Но неожиданно он очнулся.
– Да, кстати, Ватсон, я полагаю, вам уже все ясно?
– Честно говоря, нет. Я только могу догадываться, что мы направляемся к леди, которая стоит за всем этим.
– Совершенно верно. Но неужели имя Айседоры Кляйн вам ничего не говорит? Она ведь в свое время была первейшей красавицей. С ней не могла сравниться ни одна женщина. Она чистокровная испанка, ее род ведет свое начало от грозных конкистадоров{85}, и предки ее несколько веков были правителями Пернамбуку. Она вышла замуж за старого немца, сахарного короля Кляйна, и вскоре стала богатейшей и красивейшей вдовой в мире. Потом какое-то время она посвятила удовлетворению своих прихотей. Сменила нескольких любовников, и Дуглас Мейберли, один из самых ярких мужчин Лондона, оказался в их числе. Только он воспринимал их отношения намного серьезнее. Он ведь не был пустым светским красавцем.

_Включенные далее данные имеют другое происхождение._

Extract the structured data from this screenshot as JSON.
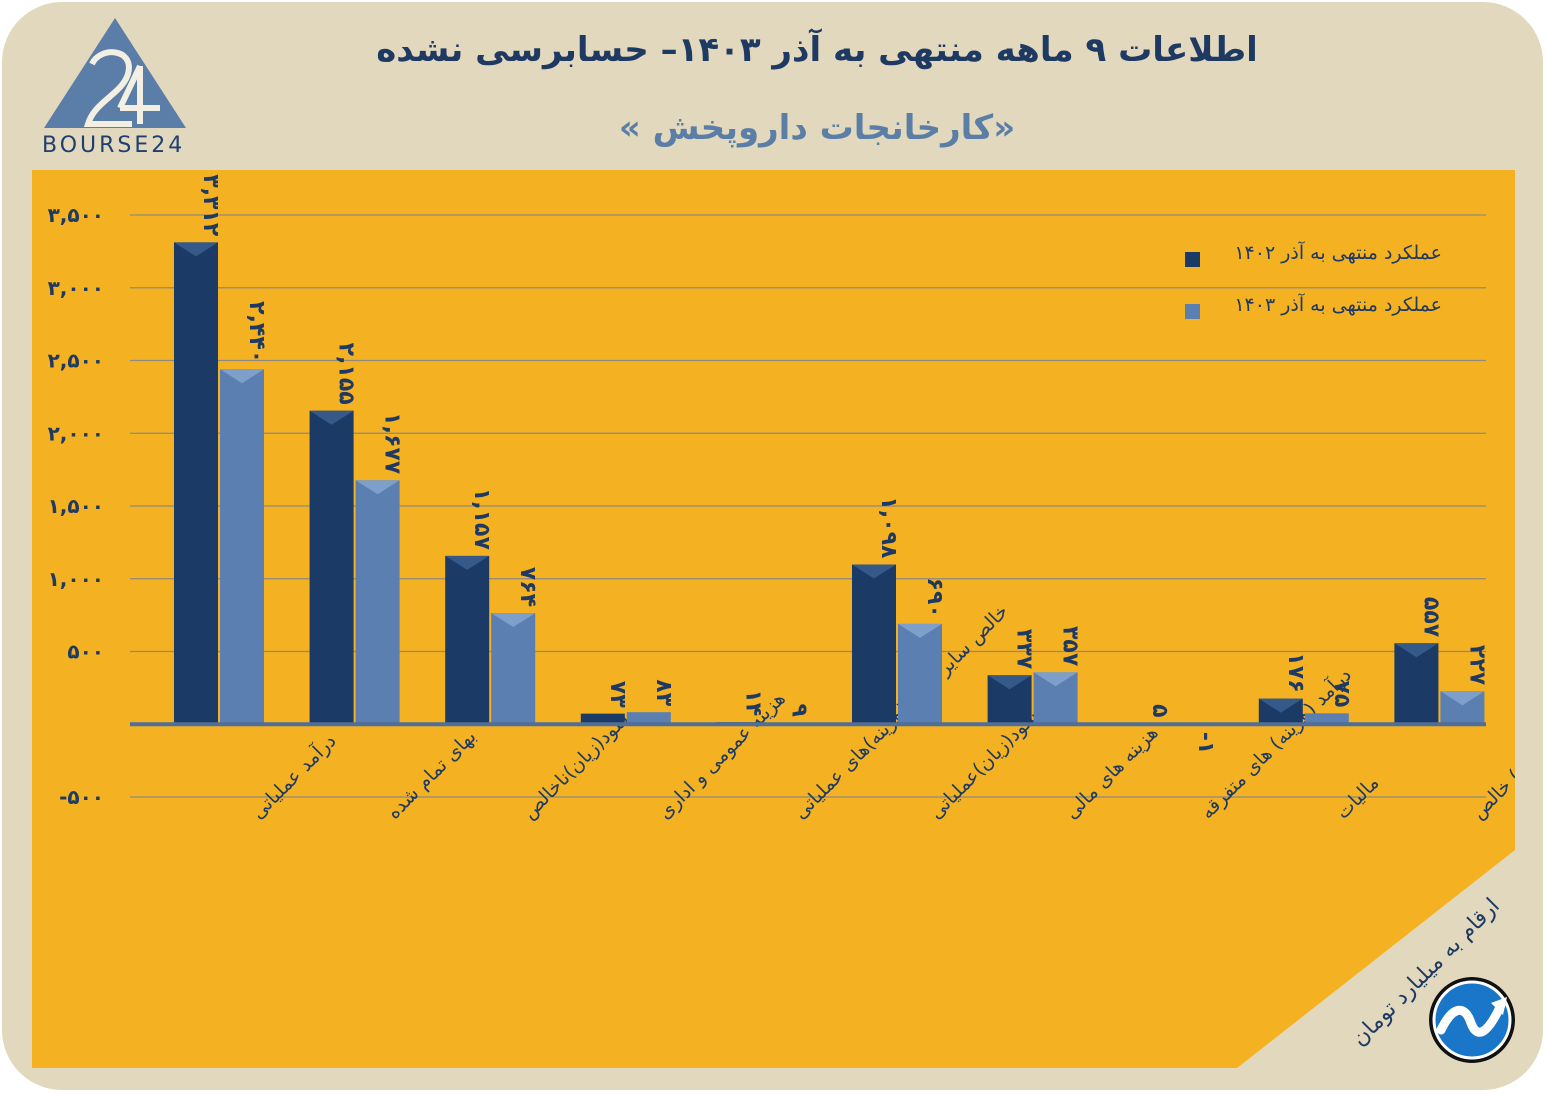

Это был сильный и гордый мужчина, который отдался своему чувству полностью и ожидал того же в ответ. Но, увы, эта женщина – настоящая «belle dame sans merci»[7], о которых так любят писать в романах. Удовлетворив каприз, она выбрасывает мужчину, как старую ненужную вещь, и, если ему недостаточно ее слов, она знает, как объяснить это ему доходчивее.
– Так значит, то был рассказ о нем самом…
– Ну вот, наконец-то вы начинаете понимать что к чему. Я слышал, она собирается выйти замуж за молодого герцога Ломондского, который чуть ли не в сыновья ей годится. Мамаша его светлости и рада бы не заметить такой разницы в возрасте, но назревает большой скандал, а это совсем другое дело, поэтому в категорической форме… Но мы уже на месте.
Это был один из красивейших домов Вест-Энда. Лакей, бесстрастный, словно некий механизм, принял наши карточки и вернулся с сообщением о том, что леди нет дома.
– О, в таком случае мы подождем, пока она вернется, – жизнерадостно отозвался Холмс.
Работа отлаженного механизма, очевидно, дала сбой. Лакей покосился на нас.
– Нет дома означает, что ее нет дома для вас, – пояснил он.
– Хорошо! – еще больше обрадовался Холмс. – Значит, нам и ждать не придется. Будьте добры, передайте эту записку вашей хозяйке.
Он написал несколько слов в своей записной книжке, вырвал листок, сложил его и передал лакею.